Department of Computer Science, Harbin Institute of Technology, Shenzhen, 518055, China.
Department of Computer Science, Harbin Institute of Technology, Shenzhen, 518055, China; Peng Cheng Laboratory, Shenzhen, China.
J Biomed Inform. 2024 Feb;150:104599. doi: 10.1016/j.jbi.2024.104599. Epub 2024 Jan 23.
Event extraction plays a crucial role in natural language processing. However, in the biomedical domain, the presence of nested events adds complexity to event extraction compared to single events, and these events usually have strong semantic relationships and constraints. Previous approaches ignored the binding connections between these complex nested events. This study aims to develop a unified framework based on event constraint information that jointly extract biomedical event triggers and arguments and enhance the performance of nested biomedical event extraction.

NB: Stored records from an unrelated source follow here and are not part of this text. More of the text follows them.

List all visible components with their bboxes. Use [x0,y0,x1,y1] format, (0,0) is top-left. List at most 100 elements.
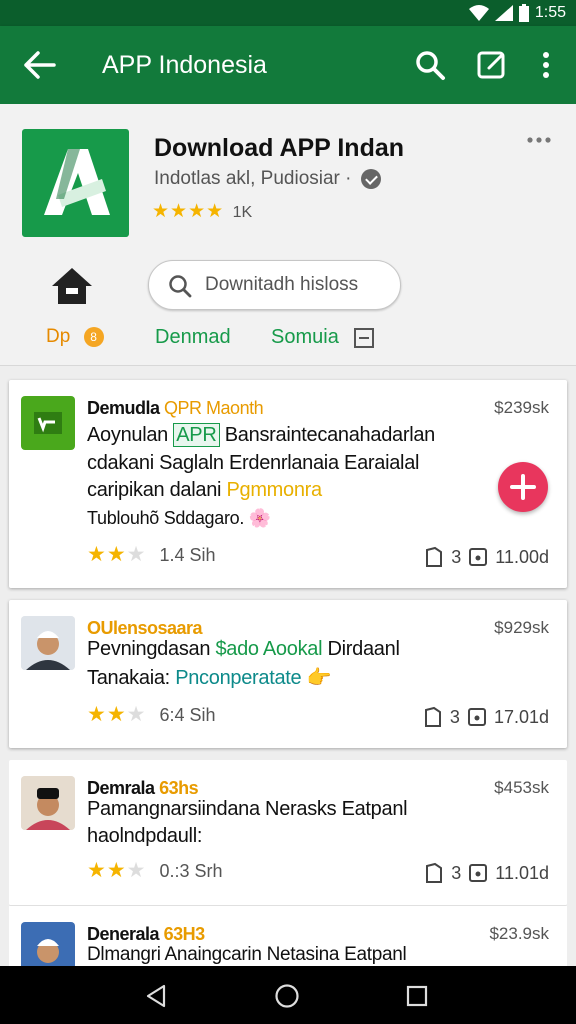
item-price: $929sk [494,618,549,637]
item-stats: 3 17.01d [422,706,549,728]
tab-somuia-label: Somuia [271,326,339,348]
line-pre: Pevningdasan [87,638,211,660]
item-title-text: Demudla [87,398,160,418]
item-line-3: caripikan dalani Pgmmonra [87,479,322,502]
app-name: Download APP Indan [154,134,405,162]
item-line-1: Dlmangri Anaingcarin Netasina Eatpanl [87,944,407,965]
item-title-text: OUlensosaara [87,618,203,638]
flower-emoji-icon: 🌸 [248,508,271,528]
line-highlight: $ado Aookal [215,638,323,660]
search-icon [169,275,192,298]
stat-time: 11.00d [495,546,549,567]
item-title-text: Demrala [87,778,155,798]
item-line-4: Tublouhõ Sddagaro. 🌸 [87,508,271,529]
line-highlight: Pnconperatate [175,667,302,689]
hand-emoji-icon: 👉 [306,667,332,689]
nav-recents-icon[interactable] [405,984,429,1008]
item-avatar [21,776,75,830]
item-avatar [21,616,75,670]
system-nav-bar [0,966,576,1024]
item-line-2: cdakani Saglaln Erdenrlanaia Earaialal [87,452,420,474]
item-title-text: Denerala [87,924,160,944]
stat-time: 11.01d [495,862,549,883]
stat-count: 3 [451,862,462,883]
item-line-1: Pamangnarsiindana Nerasks Eatpanl [87,798,408,820]
line-pre: Aoynulan [87,424,168,446]
tab-dp-label: Dp [46,326,71,347]
app-header: Download APP Indan Indotlas akl, Pudiosi… [0,104,576,366]
list-item[interactable]: Demrala 63hs $453sk Pamangnarsiindana Ne… [9,760,567,906]
edit-icon[interactable] [475,48,509,82]
rating-stars: ★★★ [87,859,147,882]
line-post: Dirdaanl [327,638,400,660]
line-pre: caripikan dalani [87,479,222,501]
item-rating: ★★★ 0.:3 Srh [87,858,223,883]
rating-stars: ★★★ [87,703,147,726]
item-thumbnail [21,396,75,450]
developer-name[interactable]: Indotlas akl, Pudiosiar · [154,168,381,190]
more-options-icon[interactable] [524,130,554,150]
signal-icon [494,5,513,21]
item-title: Denerala 63H3 [87,924,205,945]
nav-home-icon[interactable] [274,983,300,1009]
line-highlight: APR [173,423,220,447]
save-icon[interactable] [466,706,488,728]
item-stats: 3 11.00d [423,546,549,568]
bookmark-icon[interactable] [423,546,445,568]
rating-text: 6:4 Sih [159,705,216,725]
floating-action-button[interactable] [498,462,548,512]
list-item[interactable]: Denerala 63H3 $23.9sk Dlmangri Anaingcar… [9,906,567,976]
item-title: OUlensosaara [87,618,203,639]
app-logo [22,129,129,237]
item-stats: 3 11.01d [423,862,549,884]
back-arrow-icon[interactable] [22,50,56,80]
rating-stars: ★★★★ [152,201,225,222]
tab-somuia[interactable]: Somuia [271,326,375,349]
app-bar-title: APP Indonesia [102,51,267,79]
search-field[interactable]: Downitadh hisloss [148,260,401,310]
list-item[interactable]: OUlensosaara $929sk Pevningdasan $ado Ao… [9,600,567,748]
bookmark-icon[interactable] [423,862,445,884]
verified-icon [360,168,381,189]
item-price: $23.9sk [489,924,549,943]
line-text: Tublouhõ Sddagaro. [87,508,245,528]
bookmark-icon[interactable] [422,706,444,728]
tab-dp-badge: 8 [83,326,104,347]
rating-text: 1.4 Sih [159,545,216,565]
rating-count: 1K [232,204,253,221]
overflow-menu-icon[interactable] [529,48,563,82]
minus-box-icon [354,327,375,348]
status-bar: 1:55 [0,0,576,26]
clock: 1:55 [534,4,566,21]
list-item[interactable]: Demudla QPR Maonth $239sk Aoynulan APR B… [9,380,567,588]
line-post: Bansraintecanahadarlan [224,424,436,446]
item-line-1: Aoynulan APR Bansraintecanahadarlan [87,423,436,447]
nav-back-icon[interactable] [144,983,168,1009]
search-icon[interactable] [413,48,447,82]
home-icon[interactable] [48,264,96,308]
stat-time: 17.01d [493,706,549,727]
wifi-icon [468,5,489,21]
save-icon[interactable] [467,546,489,568]
app-rating: ★★★★ 1K [152,200,252,223]
item-tag: QPR Maonth [164,398,264,418]
tab-dp[interactable]: Dp 8 [46,326,104,348]
line-highlight: Pgmmonra [226,479,322,501]
item-tag: 63hs [159,778,199,798]
plus-icon [510,474,536,500]
stat-count: 3 [449,706,460,727]
item-line-1: Pevningdasan $ado Aookal Dirdaanl [87,638,400,661]
item-tag: 63H3 [163,924,206,944]
search-placeholder: Downitadh hisloss [205,274,359,295]
item-title: Demudla QPR Maonth [87,398,264,419]
item-line-2: Tanakaia: Pnconperatate 👉 [87,665,332,690]
item-title: Demrala 63hs [87,778,199,799]
rating-stars: ★★★ [87,543,147,566]
save-icon[interactable] [467,862,489,884]
item-price: $453sk [494,778,549,797]
item-line-2: haolndpdaull: [87,825,203,847]
app-bar: APP Indonesia [0,26,576,104]
line-pre: Tanakaia: [87,667,170,689]
tab-denmad[interactable]: Denmad [155,326,231,349]
item-rating: ★★★ 6:4 Sih [87,702,216,727]
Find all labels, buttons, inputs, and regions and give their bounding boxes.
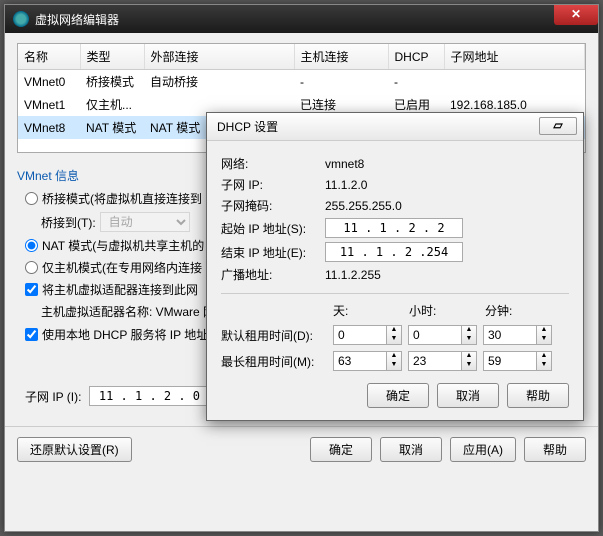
- down-arrow-icon[interactable]: ▼: [537, 361, 551, 370]
- bridge-to-label: 桥接到(T):: [41, 214, 96, 231]
- down-arrow-icon[interactable]: ▼: [387, 335, 401, 344]
- up-arrow-icon[interactable]: ▲: [387, 352, 401, 361]
- default-lease-label: 默认租用时间(D):: [221, 327, 327, 344]
- col-dhcp[interactable]: DHCP: [388, 44, 444, 70]
- dhcp-close-icon[interactable]: ▱: [539, 117, 577, 135]
- radio-nat-input[interactable]: [25, 239, 38, 252]
- subnet-ip-label: 子网 IP (I):: [25, 388, 81, 405]
- col-subnet[interactable]: 子网地址: [444, 44, 585, 70]
- cell-host: -: [294, 70, 388, 94]
- dhcp-mask-value: 255.255.255.0: [325, 199, 402, 213]
- up-arrow-icon[interactable]: ▲: [462, 326, 476, 335]
- apply-button[interactable]: 应用(A): [450, 437, 516, 462]
- restore-defaults-button[interactable]: 还原默认设置(R): [17, 437, 132, 462]
- subnet-ip-input[interactable]: [89, 386, 209, 406]
- bridge-to-select: 自动: [100, 212, 190, 232]
- max-days-spinner[interactable]: ▲▼: [333, 351, 402, 371]
- cancel-button[interactable]: 取消: [380, 437, 442, 462]
- down-arrow-icon[interactable]: ▼: [462, 361, 476, 370]
- col-name[interactable]: 名称: [18, 44, 80, 70]
- cell-subnet: [444, 70, 585, 94]
- radio-bridge-label: 桥接模式(将虚拟机直接连接到: [42, 190, 202, 207]
- check-host-adapter-label: 将主机虚拟适配器连接到此网: [42, 281, 198, 298]
- table-header-row: 名称 类型 外部连接 主机连接 DHCP 子网地址: [18, 44, 585, 70]
- start-ip-input[interactable]: [325, 218, 463, 238]
- dhcp-subnet-ip-value: 11.1.2.0: [325, 178, 367, 192]
- hours-header: 小时:: [409, 302, 485, 319]
- cell-type: 桥接模式: [80, 70, 144, 94]
- dhcp-settings-dialog: DHCP 设置 ▱ 网络:vmnet8 子网 IP:11.1.2.0 子网掩码:…: [206, 112, 584, 421]
- cell-type: NAT 模式: [80, 116, 144, 139]
- up-arrow-icon[interactable]: ▲: [462, 352, 476, 361]
- titlebar[interactable]: 虚拟网络编辑器 ✕: [5, 5, 598, 33]
- dhcp-mask-label: 子网掩码:: [221, 197, 325, 214]
- cell-name: VMnet0: [18, 70, 80, 94]
- col-ext[interactable]: 外部连接: [144, 44, 294, 70]
- radio-hostonly-label: 仅主机模式(在专用网络内连接: [42, 259, 202, 276]
- help-button[interactable]: 帮助: [524, 437, 586, 462]
- days-header: 天:: [333, 302, 409, 319]
- max-lease-label: 最长租用时间(M):: [221, 353, 327, 370]
- app-icon: [13, 11, 29, 27]
- lease-header-row: 天: 小时: 分钟:: [333, 302, 569, 319]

We propose a multi-task learning framework based on constraint information called CMBEE for the task of biomedical event extraction. The N-tuple form of event patterns is used to represent the constrained information, which is integrated into role detection and event type classification tasks. The framework use attention mechanism and gating mechanism to explore the fusion of multiple tuple information, as well as local and global constrained information fusion methods to dig further into the connections between events.
Experimental results demonstrate that our proposed method achieves the highest F1 score on a multilevel event extraction biomedical (MLEE) corpus and performs favorably on the biomedical natural language processing shared task 2013 Genia event corpus (GE 13).
The experimental results indicate that modeling event patterns and constraints for multi-event extraction tasks is effective for complex biomedical event extraction. The fusion strategy proposed in this study, which incorporates different constraint information, helps to better express semantic information.
事件抽取在自然语言处理中起着至关重要的作用。然而,在生物医学领域,与单事件相比,嵌套事件的存在使事件抽取更加复杂,并且这些事件通常具有很强的语义关系和约束。以前的方法忽略了这些复杂嵌套事件之间的绑定关系。本研究旨在开发一个基于事件约束信息的统一框架,共同提取生物医学事件触发词和参数,并提高嵌套生物医学事件抽取的性能。
我们提出了一种基于约束信息的多任务学习框架 CMBEE,用于生物医学事件抽取任务。事件模式的 N 元组形式用于表示约束信息,该信息被集成到角色检测和事件类型分类任务中。该框架使用注意力机制和门控机制来探索多种元组信息的融合,以及局部和全局约束信息融合方法,以进一步挖掘事件之间的联系。
实验结果表明,我们提出的方法在多层次生物医学事件抽取语料库(MLEE)上实现了最高的 F1 分数,并且在生物医学自然语言处理共享任务 2013 年基因事件语料库(GE 13)上表现良好。
实验结果表明,对多事件抽取任务进行事件模式和约束建模是有效的复杂生物医学事件抽取。本研究提出的融合策略,结合了不同的约束信息,有助于更好地表达语义信息。